Part of Advances in Neural Information Processing Systems 31 (NeurIPS 2018)
Xiaojie Wang, Rui Zhang, Yu Sun, Jianzhong Qi
Knowledge distillation (KD) aims to train a lightweight classifier suitable to provide accurate inference with constrained resources in multi-label learning. Instead of directly consuming feature-label pairs, the classifier is trained by a teacher, i.e., a high-capacity model whose training may be resource-hungry. The accuracy of the classifier trained this way is usually suboptimal because it is difficult to learn the true data distribution from the teacher. An alternative method is to adversarially train the classifier against a discriminator in a two-player game akin to generative adversarial networks (GAN), which can ensure the classifier to learn the true data distribution at the equilibrium of this game.
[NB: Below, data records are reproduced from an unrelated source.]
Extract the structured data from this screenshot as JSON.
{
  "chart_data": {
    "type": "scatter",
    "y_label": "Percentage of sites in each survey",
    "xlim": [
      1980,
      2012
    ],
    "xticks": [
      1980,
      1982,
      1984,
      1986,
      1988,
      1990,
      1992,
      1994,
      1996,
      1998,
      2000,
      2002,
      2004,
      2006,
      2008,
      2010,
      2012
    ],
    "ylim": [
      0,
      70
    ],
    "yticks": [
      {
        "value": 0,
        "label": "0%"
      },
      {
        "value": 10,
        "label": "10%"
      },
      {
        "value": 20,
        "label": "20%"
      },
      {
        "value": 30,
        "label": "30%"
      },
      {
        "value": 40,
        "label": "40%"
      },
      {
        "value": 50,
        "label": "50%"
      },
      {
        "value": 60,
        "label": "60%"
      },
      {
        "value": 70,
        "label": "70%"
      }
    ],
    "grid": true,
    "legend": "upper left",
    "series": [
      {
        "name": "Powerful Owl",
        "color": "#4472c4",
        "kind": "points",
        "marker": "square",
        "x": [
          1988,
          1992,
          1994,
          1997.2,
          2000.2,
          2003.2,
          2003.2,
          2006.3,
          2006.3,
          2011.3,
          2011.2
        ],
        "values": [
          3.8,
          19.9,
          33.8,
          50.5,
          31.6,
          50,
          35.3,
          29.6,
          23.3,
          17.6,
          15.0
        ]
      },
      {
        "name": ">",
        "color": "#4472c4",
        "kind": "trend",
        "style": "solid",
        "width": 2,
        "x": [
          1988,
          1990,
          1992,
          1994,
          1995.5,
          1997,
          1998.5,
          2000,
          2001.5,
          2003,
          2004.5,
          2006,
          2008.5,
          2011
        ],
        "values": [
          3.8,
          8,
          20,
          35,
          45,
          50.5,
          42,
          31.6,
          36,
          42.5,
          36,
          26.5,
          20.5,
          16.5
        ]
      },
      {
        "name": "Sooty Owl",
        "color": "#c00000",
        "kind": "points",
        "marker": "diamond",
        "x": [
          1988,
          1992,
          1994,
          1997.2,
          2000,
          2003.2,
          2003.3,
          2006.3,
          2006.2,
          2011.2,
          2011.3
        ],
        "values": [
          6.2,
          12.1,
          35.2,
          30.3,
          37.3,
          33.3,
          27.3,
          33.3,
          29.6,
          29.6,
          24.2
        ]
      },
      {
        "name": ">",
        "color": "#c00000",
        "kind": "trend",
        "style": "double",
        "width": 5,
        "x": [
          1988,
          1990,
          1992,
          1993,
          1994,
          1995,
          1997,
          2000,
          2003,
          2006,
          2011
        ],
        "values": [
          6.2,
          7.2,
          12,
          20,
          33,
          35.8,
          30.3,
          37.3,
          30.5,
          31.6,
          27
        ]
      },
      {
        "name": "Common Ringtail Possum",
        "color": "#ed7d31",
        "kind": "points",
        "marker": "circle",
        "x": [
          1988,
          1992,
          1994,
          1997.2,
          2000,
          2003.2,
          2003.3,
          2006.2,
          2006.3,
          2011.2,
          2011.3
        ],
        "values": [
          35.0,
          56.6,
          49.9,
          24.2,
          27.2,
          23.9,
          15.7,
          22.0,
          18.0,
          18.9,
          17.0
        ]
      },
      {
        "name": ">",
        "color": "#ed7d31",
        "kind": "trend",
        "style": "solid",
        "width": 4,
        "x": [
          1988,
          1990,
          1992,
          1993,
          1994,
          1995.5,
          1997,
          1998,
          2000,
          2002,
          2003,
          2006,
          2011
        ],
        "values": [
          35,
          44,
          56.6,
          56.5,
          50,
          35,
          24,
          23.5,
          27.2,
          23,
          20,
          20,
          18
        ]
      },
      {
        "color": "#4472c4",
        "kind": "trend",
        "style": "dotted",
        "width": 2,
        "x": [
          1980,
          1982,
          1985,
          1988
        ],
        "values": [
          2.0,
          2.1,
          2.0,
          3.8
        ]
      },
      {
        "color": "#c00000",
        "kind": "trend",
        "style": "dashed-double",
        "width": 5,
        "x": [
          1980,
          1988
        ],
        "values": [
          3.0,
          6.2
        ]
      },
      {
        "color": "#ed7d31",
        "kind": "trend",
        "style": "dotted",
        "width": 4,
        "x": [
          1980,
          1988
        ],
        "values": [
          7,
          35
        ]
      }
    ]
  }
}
However, it may take excessively long time for such a two-player game to reach equilibrium due to high-variance gradient updates. To address these limitations, we propose a three-player game named KDGAN consisting of a classifier, a teacher, and a discriminator. The classifier and the teacher learn from each other via distillation losses and are adversarially trained against the discriminator via adversarial losses. By simultaneously optimizing the distillation and adversarial losses, the classifier will learn the true data distribution at the equilibrium. We approximate the discrete distribution learned by the classifier (or the teacher) with a concrete distribution. From the concrete distribution, we generate continuous samples to obtain low-variance gradient updates, which speed up the training. Extensive experiments using real datasets confirm the superiority of KDGAN in both accuracy and training speed.